What’s surprising is how well the commentary is blended with the interactive mechanics that make The Stick of Truth an honest to goodness video game. The most effective takedowns aren’t the result of shock humor or parody. Rather, The Stick of Truth manages to lead by example. It does a few specific things better than the RPGs it’s ostensibly mocking, and in the process draws attention to the almost pathological lack of creativity in the genre.
That might also be an accident. Whereas the codex in a game like Dragon Age exists to fill in details that aren’t otherwise provided, South Park’s extensive history does most of the world building with a user interface that’s essentially Facebook. You unlock combat perks as you gain more friends, and you gain friends whenever you complete a side quest.
The elegant construction infuses every quest with a purpose beyond the experience and loot you get along the way, and it makes you realize that the current RPG vanguard values grind over humanity. Why do quest logs feel like chores rather than favours? If RPG background information is so important, why is it relegated to obnoxious pop-up notifications in the upper corner of the screen?
South Park flips the other way, and the result is a wholly organic and internally consistent RPG world that makes you feel like a resident of South Park rather than a tourist. Instead of dwelling on the business-like routine of the genre – go here, kill thing, repeat – you’re able to focus on the motivations of the people assigning the quests. What do they want from you and why do they want it?

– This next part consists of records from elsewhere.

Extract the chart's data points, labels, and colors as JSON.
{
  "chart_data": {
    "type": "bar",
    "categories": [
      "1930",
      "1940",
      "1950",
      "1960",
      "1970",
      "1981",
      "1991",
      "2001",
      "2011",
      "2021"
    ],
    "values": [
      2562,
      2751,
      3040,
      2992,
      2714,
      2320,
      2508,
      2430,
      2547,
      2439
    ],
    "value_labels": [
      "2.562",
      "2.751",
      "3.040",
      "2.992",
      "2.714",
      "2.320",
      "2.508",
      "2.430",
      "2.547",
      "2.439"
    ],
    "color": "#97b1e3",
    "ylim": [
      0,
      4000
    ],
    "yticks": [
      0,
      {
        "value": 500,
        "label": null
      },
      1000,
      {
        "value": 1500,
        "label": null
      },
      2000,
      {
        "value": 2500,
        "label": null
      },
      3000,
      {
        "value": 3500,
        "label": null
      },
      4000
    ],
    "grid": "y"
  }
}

If you know the show you’ll know the answers, but it’s still fun to hear the actors say it. Even if most quests are go here, kill thing, repeat.
That’s the paradox at the heart of The Stick of Truth. It feels slightly less daring than the average episode of South Park, but the comfortable familiarity serves as a structural foundation that elevates tired material and boosts the show to a new set targets. Yes, you’ve seen these characters before. That means the game doesn’t have to explain who they are, which in turn makes it much easier to engage.
If the show exists to mock society from afar, the game makes you aware of how much more ridiculous and arbitrary everything becomes when you actually have to do it yourself. I’ve now performed tasks that I never expected to do in a video game, which highlights how few chances major publishers are willing to take.
The Stick of Truth will be remembered precisely because it is fearless. It’s capable of scenes that transcend every kind of wrong, culminating in a breathtakingly memorable boss fight against an entirely forgettable opponent. (When and where carry extraordinary significance.)
Of course, there’s a wealth of subject matter yet to be tackled in video games and The Stick of Truth doesn’t fill the void. Then again, it’s not really trying to. South Park is a media gadfly, a pest calling attention to problems without necessarily trying to solve them. For a group of TV veterans the game is a diversion, and wisely doesn’t attempt anything it can’t manage.
It’s still a worthwhile endeavour. While other AAA games demand that you live out the fantasies of action heroes and rock stars, The Stick of Truth gleefully encourages you to experience less glamorous lines of work. It drags any self-important notions of games as art down into the muck, and that’s exactly what makes it wonderful.
South Park: The Stick of Truth is a welcome reminder that the games industry could use a little more indecency.